France's mass-market car brands are suffering more than most from Europe's deep car sales slump, punished by their exposure to austerity-hit southern markets.
"After the catastrophe of 2012, the companies will all make caution the order of the day," said Societe Generale auto analyst Philippe Barrier. "But the key to the medium-term outcome is how the industry is going to adapt to the low level of the market and prepare for the future."
Further cost-cutting, even to the point of politically sensitive layoffs, may loom as options for all four French industrial heavyweights as they struggle to adjust to an expected long-term slump in European demand.
PSA lost business to rivals such as Hyundai and Volkswagen last year, while Renault's regional market share also dipped 1.1 percentage points to 8.4 percent, registrations data from Brussels-based industry body ACEA showed.
With productivity a key issue, Renault, which plans to eliminate 8,200 jobs over the next four years through attrition, wants to strike a deal on factory "flexibility" with unions on Tuesday, wrapping up thorny talks which kicked off last autumn.
Renault has promised not to close any French plants if workers accept a salary freeze, longer working hours and measures including compulsory transfers between sites.

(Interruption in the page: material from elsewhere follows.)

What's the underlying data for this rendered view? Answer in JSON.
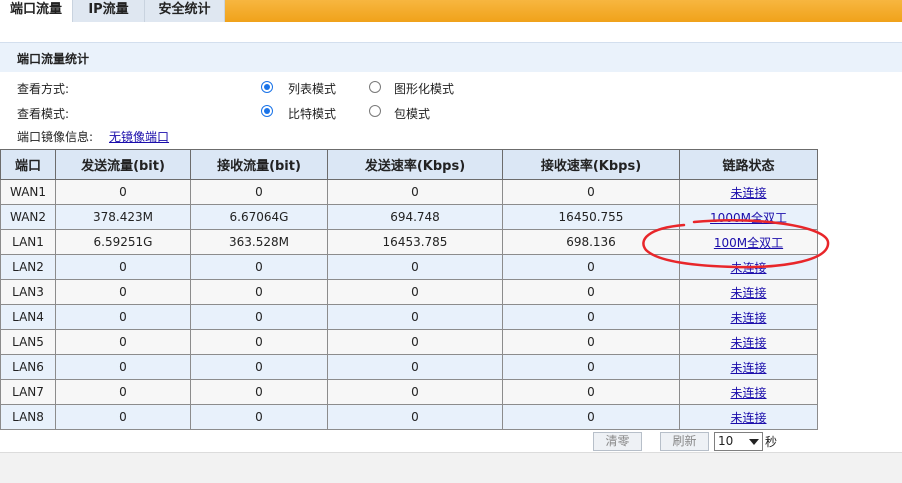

The French government, while generally critical of profitable companies which cut jobs, has encouraged unions to sign a deal out of fear that their refusal to do so could provoke the kind of tensions caused by the closing of Peugeot's Aulnay plant on the outskirts of Paris, announced last year.
Renault's main union, the CFE-CGC, has said its signature on any deal would come only in return for concrete assurances on numerical production targets for each factory involved.
PSA, Europe's No. 2 automaker after Volkswagen, last Thursday said it was taking a 4.1 billion euro writedown on its industrial assets on top of an expected net loss for 2012.
The companies' results will underscore the French auto industry's dire state, but many of the losses have already been flagged.
Tiremaker Michelin and parts maker Faurecia publish results on Tuesday. Faurecia said last month its full-year results would show a 62 percent slump in net profit and an unexpected hike in debt. Faurecia is seen reporting net income of 160 million, less than half the year-ago figure. Michelin, on the other hand, is seen reporting a rise in net profit to 1.64 billion euros.